Confusion grips three tiers of government over division of royalties from natural resourcesThe National Natural Resources and Fiscal Commission is working on a formula for royalty sharing but no clear modality has been found yet
Mount Everest is not only the highest peak in the world but also one of the highest sources of revenue from tourism in Nepal. Every year, aspiring climbers pay thousands of dollars to scale the mountain, generating much income for the country.
But Nepal’s new federal set-up has created confusion over how this income should be shared, leading to rifts between the local governments in Solukhumbu district, where the mountain is located. As per the Act for Intergovernmental Fiscal Arrangement, the federal government receives 50 percent of the royalty from Mount Everest while the provincial government gets 25 percent and local government(s) receive the remaining 25 percent.
Everest lies in the Khumbu Pasanglhamu Rural Municipality, which stakes its claim to all of the remaining 25 percent.
But the seven other municipalities and rural municipalities in the district disagree, demanding their share of the revenue, since Everest lies in their district.
“Of the 25 percent to be received by the local government, Pasanglhamu Rural Municipality wants the entire 25 percent because Everest lies in that rural municipality,” said Namaraj Ghimire, an information officer at the National Natural Resources and Fiscal Commission. “But the other local governments in the district say they too should benefit from the royalties.”
This spring climbing season, which concludes on Monday with the last batch of climbers waiting to scale the mountain, mountaineers paid the government Rs441.38 million in total to summit Everest, according to the Department of Tourism.
The National Natural Resources and Fiscal Commission has been holding consultations at the central, provincial and local levels to come up with a formula for the sharing of royalties from natural resources, he said.
The formula is expected to help provincial and local governments estimate the amount they will be receiving next fiscal year as royalties from natural resources and prepare their budget accordingly. In the absence of this formula, the commission has yet to recommend the sharing of royalties collected last fiscal year.
As per the law, royalties can be raised through mountaineering, electricity, forests, mines, minerals, water and other natural resources.
Officials at the commission, however, said that there is a lot of confusion over the definition of royalty, who should be the beneficiaries, how that should be determined, and how the different layers of government should invest in the development of natural resources.
“The local governments award contracts for extracting stones and sand but there is confusion over whether the amounts the contractors pay should be considered royalty,” said Gopikrishna Khanal, the commission’s spokesperson.
As the law does not clearly define who should be the beneficiaries of royalties from natural resources, competing claims from different quarters have emerged, said officials.
“For example, people living in the areas where hydropower projects are located may claim that they should be the only beneficiaries, but people from areas where transmission lines are constructed may also demand a share of the royalties,” said Khanal.
Given this confusion, the commission had recently conducted a study, with assistance from the World Bank, on how the beneficiaries should be determined.
According to Khanal, the study has recommended determining three layers of beneficiaries, based on people from the core area, the adjoining area and the surrounding area of the natural resources.

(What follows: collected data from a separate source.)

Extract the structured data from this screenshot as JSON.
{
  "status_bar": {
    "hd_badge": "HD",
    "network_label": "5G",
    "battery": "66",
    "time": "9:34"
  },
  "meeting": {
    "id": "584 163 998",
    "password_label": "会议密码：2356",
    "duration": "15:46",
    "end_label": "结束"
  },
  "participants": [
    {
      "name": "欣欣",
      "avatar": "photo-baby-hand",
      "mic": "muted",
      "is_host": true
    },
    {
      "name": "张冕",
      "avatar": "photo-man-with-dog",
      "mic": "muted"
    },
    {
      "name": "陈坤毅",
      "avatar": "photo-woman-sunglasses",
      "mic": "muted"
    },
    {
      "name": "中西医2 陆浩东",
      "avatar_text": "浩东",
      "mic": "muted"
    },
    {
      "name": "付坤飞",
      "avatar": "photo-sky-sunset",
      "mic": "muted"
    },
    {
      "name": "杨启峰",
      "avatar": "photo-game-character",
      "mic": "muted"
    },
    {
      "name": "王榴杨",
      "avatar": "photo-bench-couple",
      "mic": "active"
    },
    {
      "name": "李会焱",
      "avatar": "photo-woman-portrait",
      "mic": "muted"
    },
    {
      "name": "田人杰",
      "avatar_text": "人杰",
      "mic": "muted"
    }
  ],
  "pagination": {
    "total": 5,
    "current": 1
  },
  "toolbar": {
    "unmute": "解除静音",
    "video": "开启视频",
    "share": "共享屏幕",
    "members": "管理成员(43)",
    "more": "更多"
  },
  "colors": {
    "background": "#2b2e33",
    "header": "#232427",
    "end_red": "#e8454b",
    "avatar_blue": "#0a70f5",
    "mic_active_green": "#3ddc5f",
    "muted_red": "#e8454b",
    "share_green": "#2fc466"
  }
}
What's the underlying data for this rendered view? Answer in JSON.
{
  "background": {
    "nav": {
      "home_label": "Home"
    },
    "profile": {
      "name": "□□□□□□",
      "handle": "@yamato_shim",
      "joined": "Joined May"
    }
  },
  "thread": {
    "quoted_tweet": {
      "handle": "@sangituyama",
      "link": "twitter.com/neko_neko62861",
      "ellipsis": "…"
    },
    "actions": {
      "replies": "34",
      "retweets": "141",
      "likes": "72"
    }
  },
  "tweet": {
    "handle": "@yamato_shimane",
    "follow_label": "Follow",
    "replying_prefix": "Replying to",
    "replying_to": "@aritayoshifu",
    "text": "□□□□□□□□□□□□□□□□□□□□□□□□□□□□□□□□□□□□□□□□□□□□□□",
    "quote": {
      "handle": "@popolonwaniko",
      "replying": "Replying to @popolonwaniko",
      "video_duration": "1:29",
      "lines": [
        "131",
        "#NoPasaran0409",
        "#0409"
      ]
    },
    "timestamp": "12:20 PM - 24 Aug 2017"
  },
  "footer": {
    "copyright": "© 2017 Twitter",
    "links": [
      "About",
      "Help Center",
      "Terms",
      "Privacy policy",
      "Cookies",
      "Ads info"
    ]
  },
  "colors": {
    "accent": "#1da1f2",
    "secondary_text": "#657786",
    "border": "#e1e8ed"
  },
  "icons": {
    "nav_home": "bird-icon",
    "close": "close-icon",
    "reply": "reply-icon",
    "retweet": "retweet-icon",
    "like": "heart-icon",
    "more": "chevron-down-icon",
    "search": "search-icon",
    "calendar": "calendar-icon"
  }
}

“As the study has not suggested how much of the royalties should be provided to people from the three layers, the commission needs to carry out more work,” said Khanal.
According to the Act on Intergovernmental Fiscal Transfer, both the local level and district coordination committees should be beneficiaries. However, commission officials said that there is still concern over whether local and provincial governments will be ready to accept the criteria for royalty distribution as determined by the commission.
Royalty could become a conflicting issue in the future, although open conflict has not yet appeared, said experts on federalism.
“There needs to be clarity on the modality of royalty distribution and this should be done by prioritising the local people as per the spirit of the constitution,” said Khim Lal Devkota, an expert on federal issues and vice-chairman of the Province 3 Policy Commission.